Speaking Tuesday, Mr. Shettima said his optimism that the Boko Haram insurgency would soon end was heightened by the appointment of new security chiefs by President Muhammadu Buhari on Monday.
“Nigeria now has the best of chances to overcome the challenges of insurgency facing it, since 2009,” Mr. Shettima said.
“Yesterday (Monday) was the happiest moment of my life”, he said.
“President Muhammadu Buhari made a strong statement by his decision to appoint two highly competent sons of Borno to the offices of the National Security Adviser and the Chief of Army Staff.
“I think his strategy was to get people with ancestral knowledge of the Borno terrain. Major General Tukur Buratai is even a direct victim of Boko Haram attacks. He lost family members when his residence was attacked earlier this year in Buratai, a town in Biu local government area. Monguno was destroyed and once occupied by Boko Haram and that is where the new NSA, Retired Major General Babagana Monguno hails from. In fact, a key family member of General Monguno is still being held captive by Boko Haram insurgents.
“These two Generals are from Borno, they know exactly where it pinches and most importantly, they understand the terrain and can easily connect with communities to get local support. Added to them is also the Chief of Air Staff, Air Vice Marshal Sadique Abubakar who hails from Bauchi also in the northeast. AVM Abubakar spent many of his formative years in military here in Borno State. He has spent over ten years in Borno, he knows the terrain very well also and connect with the people.
“I think for us, it is now or never because the President has generously put sons of Borno and the northeast to lead the battle for the freedom of Borno, the northeast and the rest of Nigeria, from the murderous threats of insurgents. Insha Allah, with the combined efforts of other competent service chiefs and all Nigerians, the war on terror will soon be won by the supremacy of the Federal Republic of Nigeria,” Mr.
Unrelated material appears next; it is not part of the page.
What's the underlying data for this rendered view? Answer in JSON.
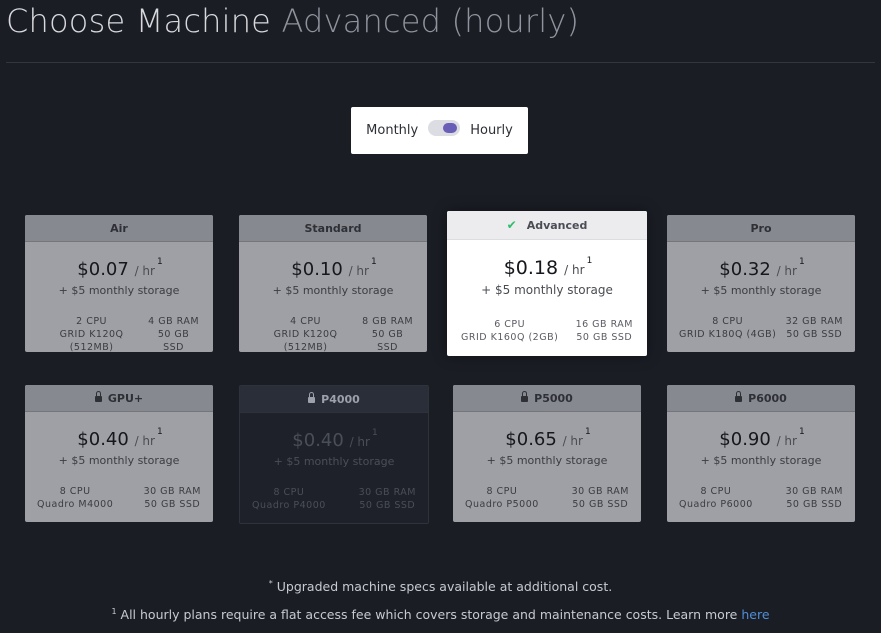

Shettima said.
Boko Haram has in the last one year bombed all major bridges on four of the five highways linking the rest of the world with Maiduguri.
The group has also planted landmines on the roads, killing several travellers.
Maiduguri now hosts over a million internally displaced persons, and now relies only on the Kano-Maiduguri highway for access.
But with the incessant onslaught on the highway by the Boko Haram terrorists, there are fears by residents that even the only relatively safe route might be taken by the terrorists.
Although soldiers have been deployed to Benisheik town, 85 kilometres from Maiduguri, to specifically guard the only bridge along the highway, there are concerns the terrorists might be plotting to attack the bridge.
“If that happens, we are doomed in Maiduguri, because that is the only surviving road that thousands of travellers ply daily,” said Yahaya Garba, a Maiduguri-based automobile mechanic.